Complete step by step Answer:

We will first let the given integral as \[I = \int\limits_0^1 {{e^{{x^2}}}} dx\].
As we have the range from 0 to 1, then the variable \[x\] also lies within the same range and the square of \[x\] will be less than \[x\] because as we increase the power of \[x\] the value obtained will be less than the previous one.
Thus, we get,
\[ \Rightarrow {x^2} < x < 1\]
If we convert the above equation in the exponential term then this will further give us,
\[
   \Rightarrow {e^0} < {e^{{x^2}}} < {e^x} \\
   \Rightarrow 1 < {e^{{x^2}}} < {e^x} \\
 \]
Now, we will integrate the above function in the given range with respect to \[x\].
Hence, we have,
\[ \Rightarrow \int\limits_0^1 {1dx} < \int\limits_0^1 {{e^{{x^2}}}dx < } \int\limits_0^1 {{e^x}dx} \]

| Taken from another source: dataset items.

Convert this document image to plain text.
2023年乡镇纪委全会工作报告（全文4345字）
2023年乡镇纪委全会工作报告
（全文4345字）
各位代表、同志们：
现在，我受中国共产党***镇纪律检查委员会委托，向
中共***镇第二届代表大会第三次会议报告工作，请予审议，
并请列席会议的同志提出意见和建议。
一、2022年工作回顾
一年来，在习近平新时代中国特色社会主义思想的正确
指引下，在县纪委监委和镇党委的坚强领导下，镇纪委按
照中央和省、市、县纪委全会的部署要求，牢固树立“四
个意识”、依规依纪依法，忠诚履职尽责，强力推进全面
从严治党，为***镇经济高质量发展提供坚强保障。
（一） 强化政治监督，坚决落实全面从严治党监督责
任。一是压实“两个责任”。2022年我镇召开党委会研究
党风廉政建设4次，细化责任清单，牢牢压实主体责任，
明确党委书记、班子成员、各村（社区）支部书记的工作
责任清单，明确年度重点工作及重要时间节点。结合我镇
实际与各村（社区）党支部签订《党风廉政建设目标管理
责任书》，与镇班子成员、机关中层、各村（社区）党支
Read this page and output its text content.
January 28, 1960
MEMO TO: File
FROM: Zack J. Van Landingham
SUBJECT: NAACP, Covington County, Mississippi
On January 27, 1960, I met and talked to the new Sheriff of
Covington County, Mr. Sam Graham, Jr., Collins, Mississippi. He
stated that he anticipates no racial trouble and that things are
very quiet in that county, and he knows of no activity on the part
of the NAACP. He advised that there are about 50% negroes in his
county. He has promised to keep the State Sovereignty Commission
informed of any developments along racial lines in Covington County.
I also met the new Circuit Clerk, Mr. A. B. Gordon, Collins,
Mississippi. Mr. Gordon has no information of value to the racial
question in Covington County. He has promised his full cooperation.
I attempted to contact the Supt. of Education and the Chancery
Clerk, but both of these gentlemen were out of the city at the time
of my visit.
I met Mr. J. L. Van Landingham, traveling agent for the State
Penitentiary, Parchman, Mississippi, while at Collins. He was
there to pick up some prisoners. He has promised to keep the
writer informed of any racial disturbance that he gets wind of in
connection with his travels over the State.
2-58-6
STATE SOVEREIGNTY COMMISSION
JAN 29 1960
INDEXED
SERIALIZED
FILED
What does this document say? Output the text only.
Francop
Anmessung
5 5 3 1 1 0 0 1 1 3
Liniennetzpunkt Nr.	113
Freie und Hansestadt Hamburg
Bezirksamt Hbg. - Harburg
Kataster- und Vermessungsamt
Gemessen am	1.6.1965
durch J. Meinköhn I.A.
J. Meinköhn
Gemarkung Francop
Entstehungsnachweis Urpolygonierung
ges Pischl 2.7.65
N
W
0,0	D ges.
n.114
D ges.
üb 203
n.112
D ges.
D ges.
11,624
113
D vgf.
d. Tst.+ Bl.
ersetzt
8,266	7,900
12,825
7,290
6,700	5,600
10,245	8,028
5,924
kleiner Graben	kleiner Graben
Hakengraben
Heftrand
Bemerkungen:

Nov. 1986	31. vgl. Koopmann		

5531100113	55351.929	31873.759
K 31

As we know the integration of constant results in the variable with integration is being done that is \[\int {1dx = x} \], for middle part we will substitute the value equal to \[I\] and for the third part we know that the integration of exponential function is same as exponential only that is \[\int {{e^x}dx} = {e^x}\].
Thus, we get,
\[ \Rightarrow \left[ x \right]_0^1 < I < \left[ {{e^x}} \right]_0^1\]
Next, we will apply the limits on the integrated part and we get,
\[
   \Rightarrow \left( {1 - 0} \right) < I < \left( {{e^1} - {e^0}} \right) \\
   \Rightarrow 1 < I < \left( {e - 1} \right) \\
 \]
Hence, from the above inequality, we can conclude that the value of the integral is greater than 1 and less than \[e\].
Thus, options A and D are correct.

Note: As we know that the integration of the exponential functions is equal to the exponential only such as \[\int {{e^x}dx} = {e^x}\] so, we have directly use this fact in the solution, we have written \[{x^2} < x\] in the interval 0 to 1 because as we will square the number in the given interval it will give us the lesser value that’s why \[{x^2} < x\]. Substitute the value of integral as \[I\] which directly takes us to the answer.